Baptiste Reybier: Unsere Kundinnen und Kunden ein Leben lang zu begleiten bedeutet, reparierbare, langlebige, wiederverwendbare und anpassungsfähige Produkte zu entwickeln. Unser metallurgisches Erbe bildet dabei ein tragendes Fundament. Metall ist ein traditionsreiches Material, das unendlich recycelbar ist und robuste, langlebige Produkte ermöglicht. Bei Fermob ist Ökodesign seit mehr als dreißig Jahren fest verankert. Wir betrachten jedes Produkt über seinen gesamten Lebenszyklus hinweg. Dafür haben wir eigene Reparierbarkeits und Rezyklierbarkeitsindizes entwickelt. Heute sind 87 Prozent unserer Produkte als leicht reparierbar eingestuft, nahezu 95 Prozent sind vollständig recycelbar. Ein aktuelles Beispiel ist unser Indoor Sofa "Voulez Vous". Mithilfe einer Lebenszyklusanalyse konnten wir seine Umweltbelastung um 44 Prozent reduzieren, durch eine leichtere Struktur, biobasierten Schaum und einen Bezug aus 100 Prozent recyceltem Material. Unsere bereits in den 1990er Jahren eingeführte Lackieranlage ohne Emissionen arbeitet in einem geschlossenen Kreislauf und ohne Lösungsmittel. Sie vereint hohe Umweltleistung mit außergewöhnlicher Widerstandsfähigkeit. Mit dem Ausbau unseres Repaint Services in Deutschland im Jahr 2025 gehen wir einen weiteren Schritt, indem wir unseren Kundinnen und Kunden ermöglichen, ihre Möbel nach industriellen Standards aufarbeiten zu lassen, ihre Lebensdauer zu verlängern und Farbe konkret in eine Logik der Kreislaufwirtschaft einzubetten.
Welche Rolle spielt Nachhaltigkeit angesichts der aktuellen Krisen für Fermob?
Baptiste Reybier: Für uns ist Nachhaltigkeit kein konjunkturelles Thema, sondern eine strukturelle Verantwortung. Sie ist zugleich ein Qualitätsversprechen und eines der wichtigsten Kaufkriterien für unsere Kundinnen und Kunden.
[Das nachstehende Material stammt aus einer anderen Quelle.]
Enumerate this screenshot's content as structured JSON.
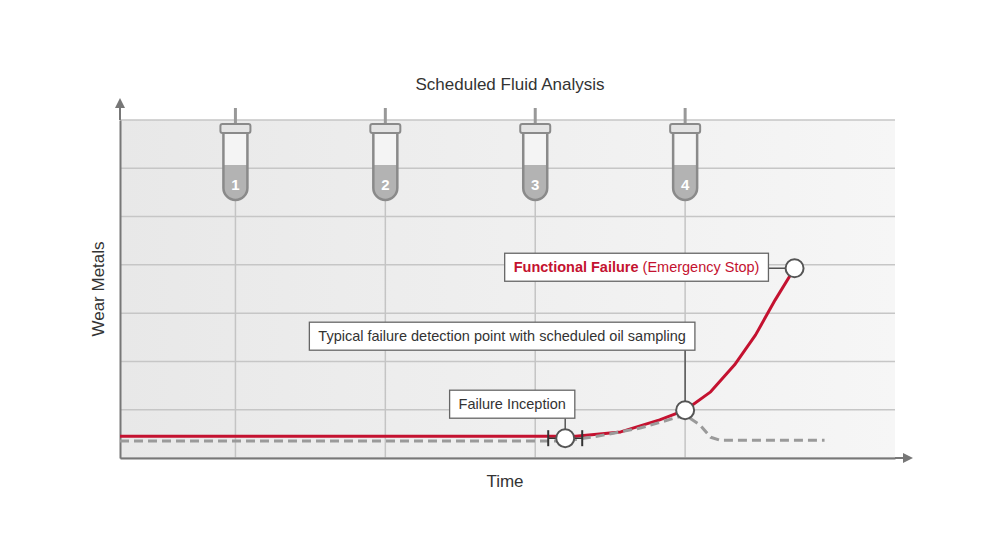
{
  "chart_data": {
    "type": "line",
    "title": "Scheduled Fluid Analysis",
    "x_label": "Time",
    "y_label": "Wear Metals",
    "xlim": [
      0.23,
      5.4
    ],
    "xticks": [
      1,
      2,
      3,
      4
    ],
    "ylim": [
      0,
      7
    ],
    "yticks": [
      0,
      1,
      2,
      3,
      4,
      5,
      6,
      7
    ],
    "grid": true,
    "tick_labels": "x",
    "series": [
      {
        "color": "#c41230",
        "line_style": "solid",
        "x": [
          0.23,
          3.27,
          3.57,
          3.83,
          4.0,
          4.17,
          4.33,
          4.47,
          4.6,
          4.73
        ],
        "values": [
          0.45,
          0.45,
          0.54,
          0.79,
          0.99,
          1.37,
          1.93,
          2.55,
          3.27,
          3.93
        ]
      },
      {
        "color": "#9a9a9a",
        "line_style": "dashed",
        "x": [
          0.23,
          3.2,
          3.43,
          3.7,
          4.0,
          4.1,
          4.17,
          4.23,
          4.93
        ],
        "values": [
          0.35,
          0.35,
          0.46,
          0.62,
          0.89,
          0.68,
          0.43,
          0.37,
          0.37
        ]
      }
    ],
    "annotations": [
      {
        "text": "Failure Inception",
        "x": 3.2,
        "y": 0.41
      },
      {
        "text": "Typical failure detection point with scheduled oil sampling",
        "x": 4.0,
        "y": 0.99
      },
      {
        "text": "Functional Failure",
        "subtext": "(Emergency Stop)",
        "x": 4.73,
        "y": 3.93
      }
    ]
  }
}
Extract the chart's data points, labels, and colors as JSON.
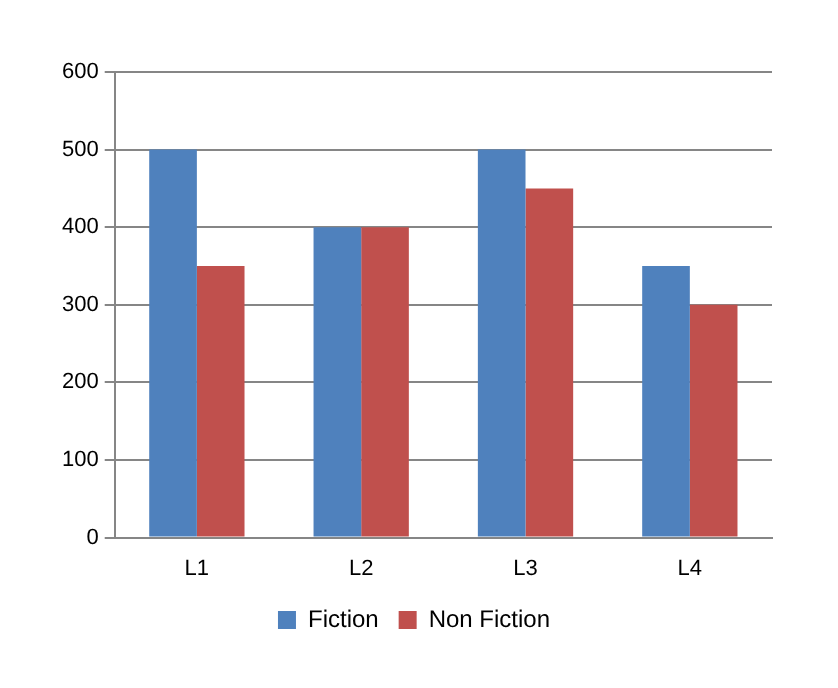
{
  "chart_data": {
    "type": "bar",
    "categories": [
      "L1",
      "L2",
      "L3",
      "L4"
    ],
    "series": [
      {
        "name": "Fiction",
        "color": "#4f81bd",
        "values": [
          500,
          400,
          500,
          350
        ]
      },
      {
        "name": "Non Fiction",
        "color": "#c0504d",
        "values": [
          350,
          400,
          450,
          300
        ]
      }
    ],
    "ylim": [
      0,
      600
    ],
    "yticks": [
      0,
      100,
      200,
      300,
      400,
      500,
      600
    ],
    "grid": "y",
    "legend": "bottom"
  }
}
Lange bevor diese Themen in den Mittelpunkt der öffentlichen Diskussion rückten, haben wir umfassend in die Reduzierung der Umweltbelastung unserer Prozesse investiert. In den vergangenen zehn Jahren konnten wir unseren Wasserverbrauch um 62 Prozent senken. Auf drei unserer Industriestandorte haben wir Photovoltaikanlagen installiert, die je nach Standort bis zu 42 Prozent des Energiebedarfs im Eigenverbrauch decken.